The question, of course, is to what degree?  A comment from Jimmy MacGregor (new to PT?) with respect to bikeshare makes the point:

I don’t understand how bikesharing is a viable substitute for or complement to public transit in a city that rains six months a year. …  Long term, I fail to see how they would do anything to solve congestion.

Most of us fail to see how anything solves congestion if roads are treated as a free good – but at least the alternatives take some of the pressure off and provide a choice.  The truism here is that this applies to every aspect of the transportation system: Every mode depends on the others to avoid the consequences of its overuse.

Comments

  1. One point of clarification…
    The 418,000 transit figure is unique users…who likely make multiple trips in a single day
    The 107,000 cycling figure is total trips.

    Total Translink boardings in 2013 were ~354M, or just under 1,000,000 a day
    Total revenue trips in 2013 were ~232M, or about ~650,000 a day.

    So depending on how you define a ‘trip’, the ratio is either 6.5 to 1, or 10 to 1 transit to cycling. Not 4 to 1.

  2. Bike sharing critics always bring up the weather. In Vancouver it’s the rain. In New York, Montreal and Toronto it’s the snow.

    Weather isn’t anything new, we’ve been “commuting” in the rain and snow for thousands of years, why would this stop people now? Yes biking in the rain can be more challenging, and yes you may require wearing clothes appropriate for the weather. It still has all the same benefits as it does on a clear sunny day.

    Bike sharing is about providing another transportation option.

    1. Bike sharing is just another tax, especially in jurisdictions like Vancouver, BC to support a very small minority and some minor aspect of tourism.
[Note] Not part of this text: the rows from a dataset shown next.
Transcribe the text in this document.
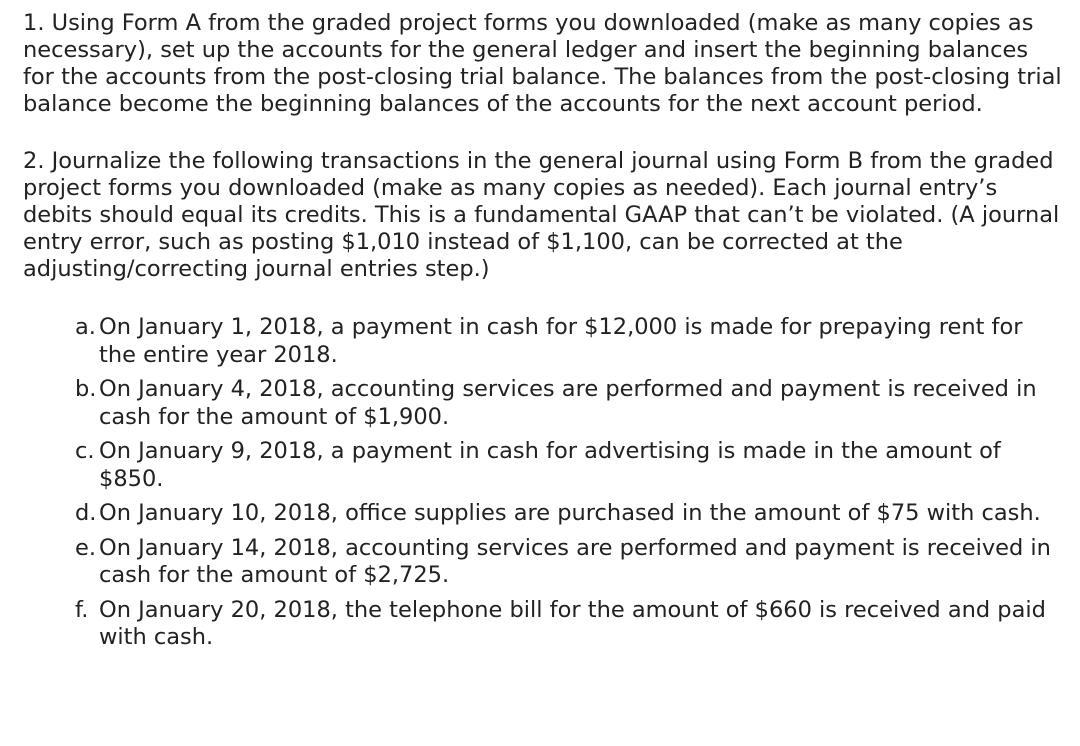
1. Using Form A from the graded project forms you downloaded (make as many copies as necessary), set up the accounts for the general ledger and insert the beginning balances for the accounts from the post-closing trial balance. The balances from the post-closing trial balance become the beginning balances of the accounts for the next account period.

2. Journalize the following transactions in the general journal using Form B from the graded project forms you downloaded (make as many copies as needed). Each journal entry’s debits should equal its credits. This is a fundamental GAAP that can’t be violated. (A journal entry error, such as posting $1,010 instead of $1,100, can be corrected at the adjusting/correcting journal entries step.)

a. On January 1, 2018, a payment in cash for $12,000 is made for prepaying rent for the entire year 2018.
b. On January 4, 2018, accounting services are performed and payment is received in cash for the amount of $1,900.
c. On January 9, 2018, a payment in cash for advertising is made in the amount of $850.
d. On January 10, 2018, office supplies are purchased in the amount of $75 with cash.
e. On January 14, 2018, accounting services are performed and payment is received in cash for the amount of $2,725.
f. On January 20, 2018, the telephone bill for the amount of $660 is received and paid with cash.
Without a bike helmet law it may make marginal sense, if one doesn’t count valuable real estate taken up for free by the bike stations that should be charged market rent of say $20,000/year per location (but usually are not).

      If one adds the bike helmet law in BC, and certainly the free station use, it makes no sense to me whatsoever. It is just another feather in the left-wing Vision marketing program for being so “green” without providing any real benefits at enormous costs to the tax payer.
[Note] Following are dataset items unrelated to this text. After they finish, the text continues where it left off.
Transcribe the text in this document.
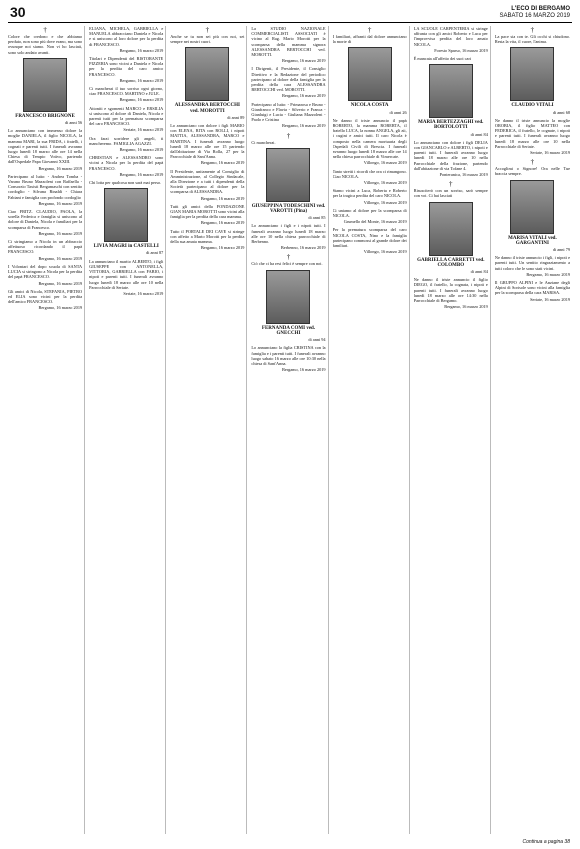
30	L'ECO DI BERGAMO
SABATO 16 MARZO 2019
†
Colore che credono e che abbiamo perduto, non sono più dove erano, ma sono ovunque noi siamo. Non vi ho lasciati, sono solo andato avanti.
FRANCESCO BRIGNONE
di anni 56
Lo annunciano con immenso dolore la moglie DANIELA, il figlio NICOLA, la mamma MARI, la sua FRIDA, i fratelli, i cognati e parenti tutti. I funerali avranno luogo lunedì 18 marzo alle ore 14 nella Chiesa di Tempio Votivo, partendo dall'Ospedale Papa Giovanni XXIII.
Bergamo, 16 marzo 2019
Partecipano al lutto: - Andrea Tomba - Varano Bruno Mazzoleni con Raffaella - Consorzio Taxisti Bergamaschi con sentito cordoglio - Silvana Rinaldi - Chiara Fabiani e famiglia con profondo cordoglio
Bergamo, 16 marzo 2019
Ciao FRITZ. CLAUDIO, PAOLA, la sorella Federica e famiglia si uniscono al dolore di Daniela, Nicola e familiari per la scomparsa di Francesco.
Bergamo, 16 marzo 2019
Ci stringiamo a Nicola in un abbraccio affettuoso ricordando il papà FRANCESCO.
Bergamo, 16 marzo 2019
I Volontari del dopo scuola di SANTA LUCIA si stringono a Nicola per la perdita del papà FRANCESCO.
Bergamo, 16 marzo 2019
Gli amici di Nicola, STEFANIA, PIETRO ed ELIA sono vicini per la perdita dell'amico FRANCESCO.
Bergamo, 16 marzo 2019
ELIANA, MICHELA, GABRIELLA e MANUELA abbracciano Daniela e Nicola e si uniscono al loro dolore per la perdita di FRANCESCO.
Bergamo, 16 marzo 2019
Titolari e Dipendenti del RISTORANTE PIZZERIA sono vicini a Daniela e Nicola per la perdita del caro amico FRANCESCO.
Bergamo, 16 marzo 2019
Ci mancherai il tuo sorriso ogni giorno, ciao FRANCESCO. MARTINO e JULE.
Bergamo, 16 marzo 2019
Attoniti e sgomenti MARCO e ERSILIA si uniscono al dolore di Daniela, Nicola e parenti tutti per la prematura scomparsa del caro FRANCESCO.
Seriate, 16 marzo 2019
Ora farai sorridere gli angeli, ti mancheremo. FAMIGLIA AGAZZI.
Bergamo, 16 marzo 2019
CHRISTIAN e ALESSANDRO sono vicini a Nicola per la perdita del papà FRANCESCO.
Bergamo, 16 marzo 2019
Chi lotta per qualcosa non sarà mai perso.
LIVIA MAGRI in CASTELLI
di anni 87
La annunciano il marito ALBERTO, i figli GIUSEPPE con ANTONELLA, VITTORIA, GABRIELLA con FABIO, i nipoti e parenti tutti. I funerali avranno luogo lunedì 18 marzo alle ore 10 nella Parrocchiale di Seriate.
Seriate, 16 marzo 2019
†
Anche se tu non sei più con noi, sei sempre nei nostri cuori.
ALESSANDRA BERTOCCHI ved. MOROTTI
di anni 89
Lo annunciano con dolore i figli MARIO con ELENA, RITA con ROLLI, i nipoti MATTIA, ALESSANDRA, MARCO e MARTINA. I funerali avranno luogo lunedì 18 marzo alle ore 15 partendo dall'abitazione di Via Rolla, 27 per la Parrocchiale di Sant'Anna.
Bergamo, 16 marzo 2019
Il Presidente, unitamente al Consiglio di Amministrazione, al Collegio Sindacale, alla Direzione e a tutti i dipendenti della Società partecipano al dolore per la scomparsa di ALESSANDRA.
Bergamo, 16 marzo 2019
Tutti gli amici della FONDAZIONE GIAN MARIA MOROTTI sono vicini alla famiglia per la perdita della cara mamma.
Bergamo, 16 marzo 2019
Tutto il PORTALE DEI CAVE si stringe con affetto a Mario Morotti per la perdita della sua amata mamma.
Bergamo, 16 marzo 2019
La STUDIO NAZIONALE COMMERCIALISTI ASSOCIATI è vicino al Rag. Mario Morotti per la scomparsa della mamma signora ALESSANDRA BERTOCCHI ved. MOROTTI.
Bergamo, 16 marzo 2019
I Dirigenti, il Presidente, il Consiglio Direttivo e la Redazione del periodico partecipano al dolore della famiglia per la perdita della cara ALESSANDRA BERTOCCHI ved. MOROTTI.
Bergamo, 16 marzo 2019
Partecipano al lutto: - Primarosa e Bruno - Gianfranco e Flavia - Silverio e Franca - Gianluigi e Lucia - Giuliana Mazzoleni - Paolo e Cristina
Bergamo, 16 marzo 2019
†
Ci mancherai.
GIUSEPPINA TODESCHINI ved. VAROTTI (Pina)
di anni 85
Lo annunciano i figli e i nipoti tutti. I funerali avranno luogo lunedì 18 marzo alle ore 10 nella chiesa parrocchiale di Berbenno.
Berbenno, 16 marzo 2019
†
Ciò che ci ha resi felici è sempre con noi.
FERNANDA COMI ved. GNECCHI
di anni 94
Lo annunciano la figlia CRISTINA con la famiglia e i parenti tutti. I funerali avranno luogo sabato 16 marzo alle ore 10:30 nella chiesa di Sant'Anna.
Bergamo, 16 marzo 2019
†
I familiari, affranti dal dolore annunciano la morte di
NICOLA COSTA
di anni 26
Ne danno il triste annuncio il papà ROBERTO, la mamma ROBERTA, il fratello LUCA, la nonna ANGELA, gli zii, i cugini e amici tutti. Il caro Nicola è composto nella camera mortuaria degli Ospedali Civili di Brescia. I funerali avranno luogo lunedì 18 marzo alle ore 14 nella chiesa parrocchiale di Vimercate.
Villongo, 16 marzo 2019
Tanto stretti i ricordi che ora ci rimangono. Ciao NICOLA.
Villongo, 16 marzo 2019
Siamo vicini a Luca, Roberta e Roberto per la tragica perdita del caro NICOLA.
Villongo, 16 marzo 2019
Ci uniamo al dolore per la scomparsa di NICOLA.
Grumello del Monte, 16 marzo 2019
Per la prematura scomparsa del caro NICOLA COSTA, Nino e la famiglia partecipano commossi al grande dolore dei familiari.
Villongo, 16 marzo 2019
LA SCUOLE CARPENTERIA si stringe affranta con gli amici Roberto e Luca per l'improvvisa perdita del loro amato NICOLA.
Foresto Sparso, 16 marzo 2019
È mancata all'affetto dei suoi cari
MARIA BERTEZZAGHI ved. BORTOLOTTI
di anni 84
Lo annunciano con dolore i figli DELIA con GIANCARLO e ALBERTO, i nipoti e parenti tutti. I funerali avranno luogo lunedì 18 marzo alle ore 10 nella Parrocchiale della frazione, partendo dall'abitazione di via Tofane 4.
Ponteranica, 16 marzo 2019
†
Risusciterò con un sorriso, sarò sempre con voi. Ci hai lasciati
GABRIELLA CARRETTI ved. COLOMBO
di anni 84
Ne danno il triste annuncio il figlio DIEGO, il fratello, la cognata, i nipoti e parenti tutti. I funerali avranno luogo lunedì 18 marzo alle ore 14:30 nella Parrocchiale di Bergamo.
Bergamo, 16 marzo 2019
†
La pace sia con te. Gli occhi si chiudono. Resta la vita, il cuore, l'anima.
CLAUDIO VITALI
di anni 68
Ne danno il triste annuncio la moglie OROBIA, il figlio MATTEO con FEDERICA, il fratello, le cognate, i nipoti e parenti tutti. I funerali avranno luogo lunedì 18 marzo alle ore 10 nella Parrocchiale di Seriate.
Seriate, 16 marzo 2019
†
Accoglimi o Signore! Ora nelle Tue braccia sempre.
MARISA VITALI ved. GARGANTINI
di anni 79
Ne danno il triste annuncio i figli, i nipoti e parenti tutti. Un sentito ringraziamento a tutti coloro che le sono stati vicini.
Bergamo, 16 marzo 2019
Il GRUPPO ALPINI e le Anziane degli Alpini di Sorisole sono vicini alla famiglia per la scomparsa della cara MARISA.
Seriate, 16 marzo 2019
Continua a pagina 38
    2. There’s a great little video made by the good folk from Transportation Alternatives and a guy is talking to his daughter about riding in the rain and he says: “It’s OK. You’re not sugar – you won’t melt”. Love it.
      Having just returned from Denmark, their approach to riding in the rain is this: pull over, put on a waterproof poncho, continue journey. No fanfare, no drama, no complaint.
      It’s the stuff of dreams as riding truly is the most natural thing for them to do.

      1. Why is Denmark, Holland, Belgium, parts of Germany or even Italy so far ahead of Vancouver in terms of biking despite similar weather ? Is it our British (non-biking) heritage & governance ? Or low low gasoline prices ? Or wide streets & urban layout designed for cars ?

        1. Honestly Thomas? I think it’s a combination of all of them. Denmark is a bit of a unique story but you’re right – you can point to numerous other cities with similar histories to Britain and yet the results are vastly different in terms of biking. I think governance has a significant part to play however. It’s about priorities really, isn’t it?

  3. My experience in cycling on a regular basis is that I only need to wear rain gear for about 10% of my trips. I bring my rain gear (waterproof pant covers and cape) along more often than that because the weather often looks threatening, but that’s about the percentage where I’m actually motivated to use it.

    Yes, it rains often in Vancouver. But the number of days that it rains too heavily for ordinary clothing is surprisingly small.